As students, we rely heavily on technology to complete our studies. Whether it’s to research a project, write an essay or prepare a presentation, computers are rather ingrained in the way we pursue our education. Sometimes, that reliance can present a challenge.
Business students are experiencing that challenge now, due to a rather shocking change to “The Common Lab” otherwise known as the basement computer lab in the Business Tower. What used to be a go-to location for printing and research has gone from tech bounty to famine. Thirty computers were removed from the basement lab over the summer, leaving behind empty work stations. These machines were relocated to T-212 for a pilot project being tested for the new CAT building. The pilot project will explore the virtualization of applications in a live environment.
“We are moving to a ‘bring your own device’ model for CAT and are supporting students by demonstrating the initiatives we plan to implement in the future,” said Troy Watson, computer systems support supervisor. Testing the system on existing hardware may reduce technical mishaps once the CAT building opens, but it does leave the fate of “The Common Lab” in limbo.

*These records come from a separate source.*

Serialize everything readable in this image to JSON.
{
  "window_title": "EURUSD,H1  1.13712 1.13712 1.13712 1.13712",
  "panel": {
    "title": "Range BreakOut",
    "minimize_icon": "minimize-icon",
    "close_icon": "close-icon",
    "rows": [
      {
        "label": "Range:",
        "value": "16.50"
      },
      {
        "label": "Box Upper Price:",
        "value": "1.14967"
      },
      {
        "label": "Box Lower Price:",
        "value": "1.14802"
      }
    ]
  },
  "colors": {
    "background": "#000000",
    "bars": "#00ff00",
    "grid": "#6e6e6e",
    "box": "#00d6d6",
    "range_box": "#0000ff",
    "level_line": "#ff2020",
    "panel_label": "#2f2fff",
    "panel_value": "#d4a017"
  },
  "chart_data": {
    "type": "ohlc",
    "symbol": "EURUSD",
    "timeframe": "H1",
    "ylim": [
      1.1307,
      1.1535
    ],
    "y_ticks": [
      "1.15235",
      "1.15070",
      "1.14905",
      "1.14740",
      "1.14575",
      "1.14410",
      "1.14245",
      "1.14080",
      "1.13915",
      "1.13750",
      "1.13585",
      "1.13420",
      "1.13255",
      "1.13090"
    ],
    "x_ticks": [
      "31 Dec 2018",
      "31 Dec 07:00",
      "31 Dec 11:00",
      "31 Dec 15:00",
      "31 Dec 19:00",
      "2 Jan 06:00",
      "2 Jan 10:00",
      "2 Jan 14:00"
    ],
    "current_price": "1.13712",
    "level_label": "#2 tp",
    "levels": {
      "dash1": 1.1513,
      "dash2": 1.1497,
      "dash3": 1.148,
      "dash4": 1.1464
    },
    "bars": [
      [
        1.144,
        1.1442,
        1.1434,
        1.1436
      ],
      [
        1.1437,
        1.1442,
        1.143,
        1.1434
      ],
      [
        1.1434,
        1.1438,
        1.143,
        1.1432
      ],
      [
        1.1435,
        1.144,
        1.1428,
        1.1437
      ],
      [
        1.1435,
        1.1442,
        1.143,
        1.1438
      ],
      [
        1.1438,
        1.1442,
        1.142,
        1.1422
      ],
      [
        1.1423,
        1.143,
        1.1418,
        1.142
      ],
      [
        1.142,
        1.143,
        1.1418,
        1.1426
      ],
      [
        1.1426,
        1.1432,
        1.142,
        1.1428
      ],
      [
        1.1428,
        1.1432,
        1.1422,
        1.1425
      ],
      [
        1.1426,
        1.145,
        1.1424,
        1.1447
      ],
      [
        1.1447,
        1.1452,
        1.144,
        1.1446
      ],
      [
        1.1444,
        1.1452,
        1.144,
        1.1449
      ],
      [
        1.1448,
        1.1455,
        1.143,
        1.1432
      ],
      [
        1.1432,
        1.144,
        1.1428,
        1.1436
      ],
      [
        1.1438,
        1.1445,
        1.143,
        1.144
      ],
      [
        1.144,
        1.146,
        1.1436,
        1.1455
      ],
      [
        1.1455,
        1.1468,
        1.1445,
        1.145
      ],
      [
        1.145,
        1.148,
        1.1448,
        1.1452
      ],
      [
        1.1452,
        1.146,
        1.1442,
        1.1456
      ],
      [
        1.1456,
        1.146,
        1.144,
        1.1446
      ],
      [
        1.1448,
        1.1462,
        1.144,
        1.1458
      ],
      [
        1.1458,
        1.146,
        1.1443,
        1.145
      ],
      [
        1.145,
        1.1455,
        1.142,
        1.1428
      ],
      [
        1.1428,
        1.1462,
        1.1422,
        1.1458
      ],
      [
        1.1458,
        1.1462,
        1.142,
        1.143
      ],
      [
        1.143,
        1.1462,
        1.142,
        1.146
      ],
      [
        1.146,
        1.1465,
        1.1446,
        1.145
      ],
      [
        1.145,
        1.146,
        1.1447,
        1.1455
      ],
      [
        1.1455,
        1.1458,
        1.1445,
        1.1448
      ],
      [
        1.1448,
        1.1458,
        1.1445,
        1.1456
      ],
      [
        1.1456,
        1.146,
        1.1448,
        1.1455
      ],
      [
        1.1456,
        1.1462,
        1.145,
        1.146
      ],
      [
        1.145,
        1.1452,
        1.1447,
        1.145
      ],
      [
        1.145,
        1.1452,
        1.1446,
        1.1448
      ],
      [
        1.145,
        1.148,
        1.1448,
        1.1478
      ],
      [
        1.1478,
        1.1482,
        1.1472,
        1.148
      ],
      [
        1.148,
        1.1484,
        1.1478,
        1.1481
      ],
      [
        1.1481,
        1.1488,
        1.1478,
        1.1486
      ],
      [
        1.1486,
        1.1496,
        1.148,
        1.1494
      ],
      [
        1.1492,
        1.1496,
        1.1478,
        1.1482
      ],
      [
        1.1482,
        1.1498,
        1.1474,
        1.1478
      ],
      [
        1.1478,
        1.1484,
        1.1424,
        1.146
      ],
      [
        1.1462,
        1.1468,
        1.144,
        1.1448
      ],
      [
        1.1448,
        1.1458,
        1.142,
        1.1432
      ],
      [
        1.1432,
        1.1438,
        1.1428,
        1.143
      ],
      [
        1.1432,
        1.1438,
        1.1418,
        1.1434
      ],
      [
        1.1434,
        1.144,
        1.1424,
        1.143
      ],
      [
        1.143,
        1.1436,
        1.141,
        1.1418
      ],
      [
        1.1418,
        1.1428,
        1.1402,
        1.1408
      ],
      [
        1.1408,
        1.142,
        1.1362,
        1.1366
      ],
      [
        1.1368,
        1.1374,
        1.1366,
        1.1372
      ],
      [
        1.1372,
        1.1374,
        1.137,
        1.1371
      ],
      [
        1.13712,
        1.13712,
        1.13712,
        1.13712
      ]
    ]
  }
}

The removal of computer workstations has effectively turned most of the lab into a new study space on campus. Although study space is always a desired commodity on campus, computers are in high demand and some students are starting to feel the pinch. Third year business student Kyle Duckering says, “I think the last thing they should be doing is taking out computers, I mean at around noon or so, it gets really busy in the HP Centre, you’re struggling to find spots and not everyone has a laptop or brings it with them to school. So a lot of people do go to the basement floor and with half the computers taken out, it’s tough to find a spot. I don’t understand why but maybe they should have said something at least, just to give us an understanding of why [the computers were removed].”
There are currently three computer labs available for general student use on campus. The HP Computer Commons, the Library, and “The Common Lab” in the tower basement. With the removal of the majority of computers in the tower lab, many business students have to trek across campus to access printing services. The recent move to merge the Project Factory with the library has increased the number of available computers in that area of campus to 95, and the HP Centre has 111 workstations available for students. However, the loss of 30 workstations in the tower is being felt by business students.

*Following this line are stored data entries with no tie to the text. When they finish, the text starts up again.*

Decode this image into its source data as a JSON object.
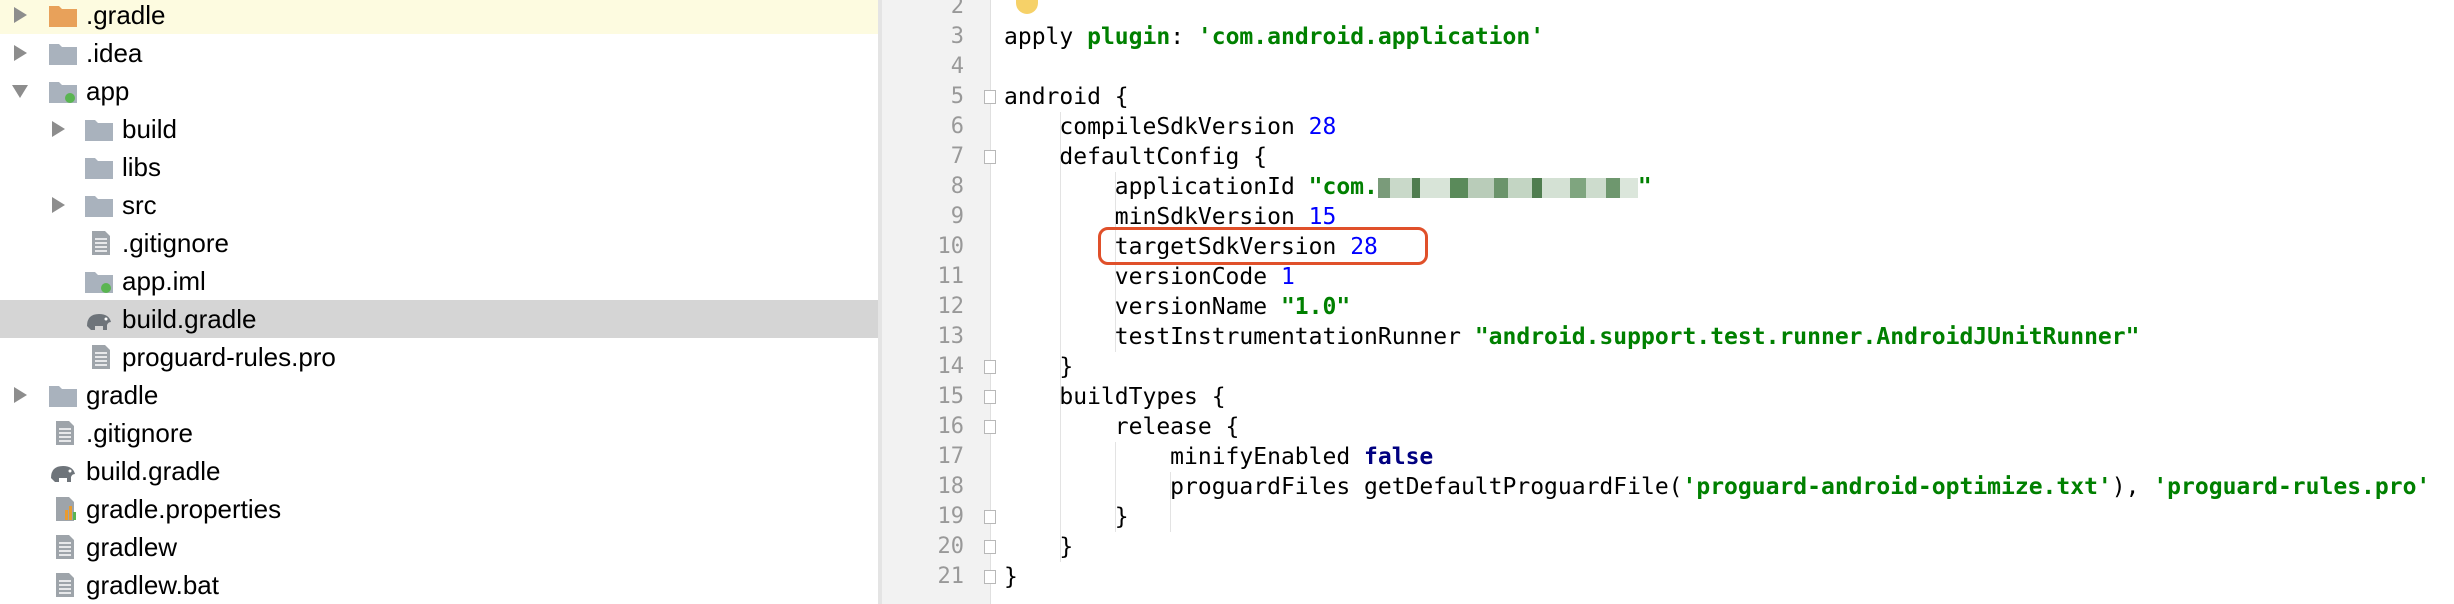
{
  "project_tree": {
    "items": [
      {
        "label": ".gradle",
        "icon": "folder-orange-icon",
        "expand": "right"
      },
      {
        "label": ".idea",
        "icon": "folder-icon",
        "expand": "right"
      },
      {
        "label": "app",
        "icon": "module-folder-icon",
        "expand": "down"
      },
      {
        "label": "build",
        "icon": "folder-icon",
        "expand": "right"
      },
      {
        "label": "libs",
        "icon": "folder-icon",
        "expand": "none"
      },
      {
        "label": "src",
        "icon": "folder-icon",
        "expand": "right"
      },
      {
        "label": ".gitignore",
        "icon": "text-file-icon",
        "expand": "none"
      },
      {
        "label": "app.iml",
        "icon": "module-file-icon",
        "expand": "none"
      },
      {
        "label": "build.gradle",
        "icon": "gradle-elephant-icon",
        "expand": "none",
        "selected": true
      },
      {
        "label": "proguard-rules.pro",
        "icon": "text-file-icon",
        "expand": "none"
      },
      {
        "label": "gradle",
        "icon": "folder-icon",
        "expand": "right"
      },
      {
        "label": ".gitignore",
        "icon": "text-file-icon",
        "expand": "none"
      },
      {
        "label": "build.gradle",
        "icon": "gradle-elephant-icon",
        "expand": "none"
      },
      {
        "label": "gradle.properties",
        "icon": "properties-file-icon",
        "expand": "none"
      },
      {
        "label": "gradlew",
        "icon": "text-file-icon",
        "expand": "none"
      },
      {
        "label": "gradlew.bat",
        "icon": "text-file-icon",
        "expand": "none"
      }
    ]
  },
  "editor": {
    "line_numbers": [
      "2",
      "3",
      "4",
      "5",
      "6",
      "7",
      "8",
      "9",
      "10",
      "11",
      "12",
      "13",
      "14",
      "15",
      "16",
      "17",
      "18",
      "19",
      "20",
      "21"
    ],
    "lines": {
      "l3_a": "apply ",
      "l3_b": "plugin",
      "l3_c": ": ",
      "l3_d": "'com.android.application'",
      "l5": "android {",
      "l6_a": "    compileSdkVersion ",
      "l6_b": "28",
      "l7": "    defaultConfig {",
      "l8_a": "        applicationId ",
      "l8_b": "\"com.",
      "l8_c": "\"",
      "l9_a": "        minSdkVersion ",
      "l9_b": "15",
      "l10_a": "        targetSdkVersion ",
      "l10_b": "28",
      "l11_a": "        versionCode ",
      "l11_b": "1",
      "l12_a": "        versionName ",
      "l12_b": "\"1.0\"",
      "l13_a": "        testInstrumentationRunner ",
      "l13_b": "\"android.support.test.runner.AndroidJUnitRunner\"",
      "l14": "    }",
      "l15": "    buildTypes {",
      "l16": "        release {",
      "l17_a": "            minifyEnabled ",
      "l17_b": "false",
      "l18_a": "            proguardFiles getDefaultProguardFile(",
      "l18_b": "'proguard-android-optimize.txt'",
      "l18_c": "), ",
      "l18_d": "'proguard-rules.pro'",
      "l19": "        }",
      "l20": "    }",
      "l21": "}"
    },
    "highlight_color": "#e0502a"
  }
}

NAITSA President Justin Nand says, “I’ve had a few students complain to me about the lack of computers in the basement of the business tower. I have studied there a few days ago, and it was nice to have that open space next to my friend using the computer. However, I could have gone to a separate space on campus to use tables, instead of taking away from a computer, which could have helped a student without a laptop.”

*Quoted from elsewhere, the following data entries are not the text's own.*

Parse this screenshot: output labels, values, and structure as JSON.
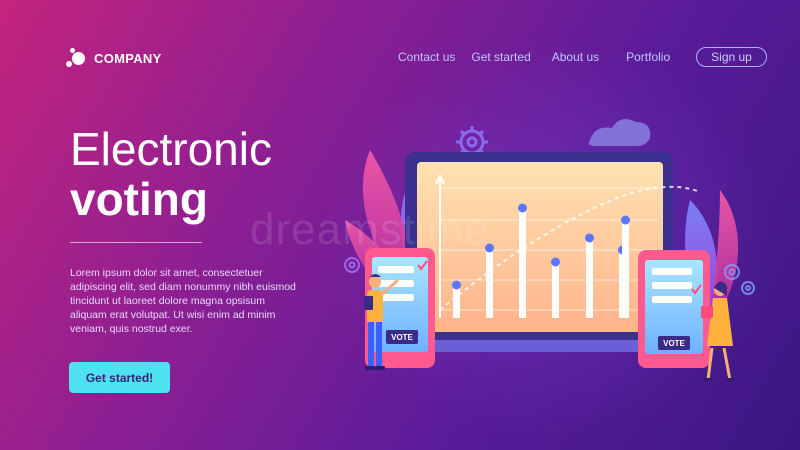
{
  "logo": {
    "text": "COMPANY"
  },
  "nav": {
    "items": [
      "Contact us",
      "Get started",
      "About us",
      "Portfolio"
    ],
    "signup_label": "Sign up"
  },
  "hero": {
    "title_line1": "Electronic",
    "title_line2": "voting",
    "description": "Lorem ipsum dolor sit amet, consectetuer adipiscing elit, sed diam nonummy nibh euismod tincidunt ut laoreet dolore magna opsisum aliquam erat volutpat. Ut wisi enim ad minim veniam, quis nostrud exer.",
    "cta_label": "Get started!"
  },
  "illustration": {
    "left_phone_label": "VOTE",
    "right_phone_label": "VOTE",
    "watermark": "dreamstime"
  },
  "colors": {
    "accent": "#4ee2f0",
    "nav_text": "#bfc6ff",
    "bg_start": "#c4247e",
    "bg_end": "#3a1782"
  }
}
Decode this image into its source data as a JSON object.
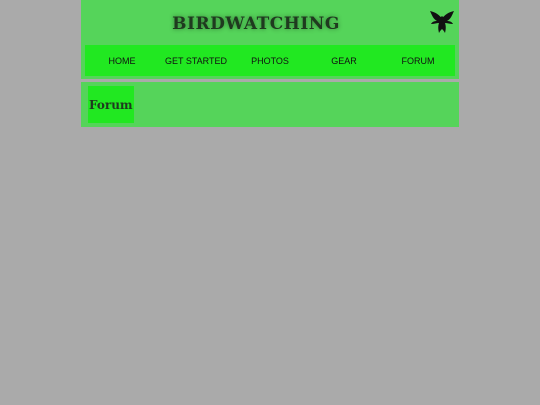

Although the move to a “Bring Your Own Device” model can be expected to produce substantial savings for NAIT on the hardware end, it will take some time for students to adjust to the change. A full transition won’t be complete until end of year at earliest, as Watson explains, “A soft launch is up and coming in that area, and should be live before the new year” which includes wireless printing in the basement lab. Until then, students will face fiercer competition for a computer space on campus.